There is nothing more precious than spending time with your children (or grandchikdren) encouraging conversation to build their vocabulary to be able to voice their thoughts, fears and opinions more confidently, and listening to what they have to say, to build their self esteem.

newfield Fri 01-Jul-16 11:24:31

be prepared to listen patiently, watch what you say, they are very good at repeating, try teaching them to say please and thank you, try to explain in language they understand what these words mean, most importantly try teaching them right from wrong.

sharkgirl Fri 01-Jul-16 22:27:05

Get them into sport

jevive73 Fri 01-Jul-16 23:02:52

Don't belittle their concerns. If, for example, a child is anxious about doing something, talk about what is scaring them and help them to understand how to manage the experience.

greig23 Sun 03-Jul-16 08:12:03

Praise them and listen to them. is good advice i think xx

Mitzie Sun 03-Jul-16 11:28:21

Always listen to them and any concerns they have. Try to explain in terms they can understand and praise them for all their efforts, good behaviour and manners. Encourage them to have friends and share their toys or goodies. Love and trust one another and be happy.have fun!

KBywaters Sun 03-Jul-16 12:49:57

Children often don't see what they are truly capable of. Believe in them and they will believe in themselves!

Noony84 Sun 03-Jul-16 15:11:17

In this technological age always let them know they are more important and interesting than anything on your smartphone!

marymod Sun 03-Jul-16 18:18:20

If possible, get down to their level and look them in the eye when they're talking to you. Make sure you listen as well as you can and nod to encourage them.

Ask their opinion - that way they'll feel valued.

Lastly, lots of kisses and cuddles so they feel loved.

kathcake Sun 03-Jul-16 20:27:48

Don't make them feel silly, if they're trying to tell you something listen. If they want to be with you engage with them they love it

emily13 Mon 04-Jul-16 15:17:12

Take them seriously and encourage them when they have dreams and goals, no matter how small or silly they may sound. Reward them for effort rather than results so they know they are doing well for trying, whether or not they succeed.

cloudzulu Mon 04-Jul-16 16:40:32

Always being there to encourage/listen.

sloan Mon 04-Jul-16 18:08:15

Let them know how important they are . Listen very carefully to what they say and value it. Give them every opportunity to develop their personalities and skills.

DaphneBroon Mon 04-Jul-16 18:19:56

Remember when you were a child? Hold on to that sense of curiosity and of wonder - listen attentively and respect their thoughts and fears and always answer their questions.
Oh and love them with all your heart.

sylwright Mon 04-Jul-16 22:12:14

Make sure they know how much you love them, no matter what.

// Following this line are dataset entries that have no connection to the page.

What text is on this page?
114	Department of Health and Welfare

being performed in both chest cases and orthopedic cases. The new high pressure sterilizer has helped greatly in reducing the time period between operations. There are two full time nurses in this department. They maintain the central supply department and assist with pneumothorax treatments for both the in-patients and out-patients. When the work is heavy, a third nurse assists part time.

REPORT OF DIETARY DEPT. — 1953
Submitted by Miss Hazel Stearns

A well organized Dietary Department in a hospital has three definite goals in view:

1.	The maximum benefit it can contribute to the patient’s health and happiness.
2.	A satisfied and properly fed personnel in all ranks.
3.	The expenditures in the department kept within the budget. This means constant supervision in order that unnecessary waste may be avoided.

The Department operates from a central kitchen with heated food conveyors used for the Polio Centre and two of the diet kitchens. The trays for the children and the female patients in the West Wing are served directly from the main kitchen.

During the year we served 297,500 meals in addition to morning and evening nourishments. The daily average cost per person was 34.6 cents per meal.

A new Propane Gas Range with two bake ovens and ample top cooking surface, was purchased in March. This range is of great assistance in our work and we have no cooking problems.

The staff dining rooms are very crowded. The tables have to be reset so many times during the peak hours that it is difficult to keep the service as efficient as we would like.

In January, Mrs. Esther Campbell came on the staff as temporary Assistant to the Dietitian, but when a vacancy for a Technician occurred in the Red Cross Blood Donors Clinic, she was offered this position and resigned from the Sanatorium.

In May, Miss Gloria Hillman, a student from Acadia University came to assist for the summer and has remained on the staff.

Praise them for anything they do and efforts they make.

theresacoo Tue 05-Jul-16 10:45:46

my son was shy and we found the best thing is not to force situations but praise when he did something a bit brave.
talking to your children and explaining its natural to be nervous and even as adults we are but to do it anyway feels good after. and after he did something we talked about how good it felt. little bits of bravery lead to others.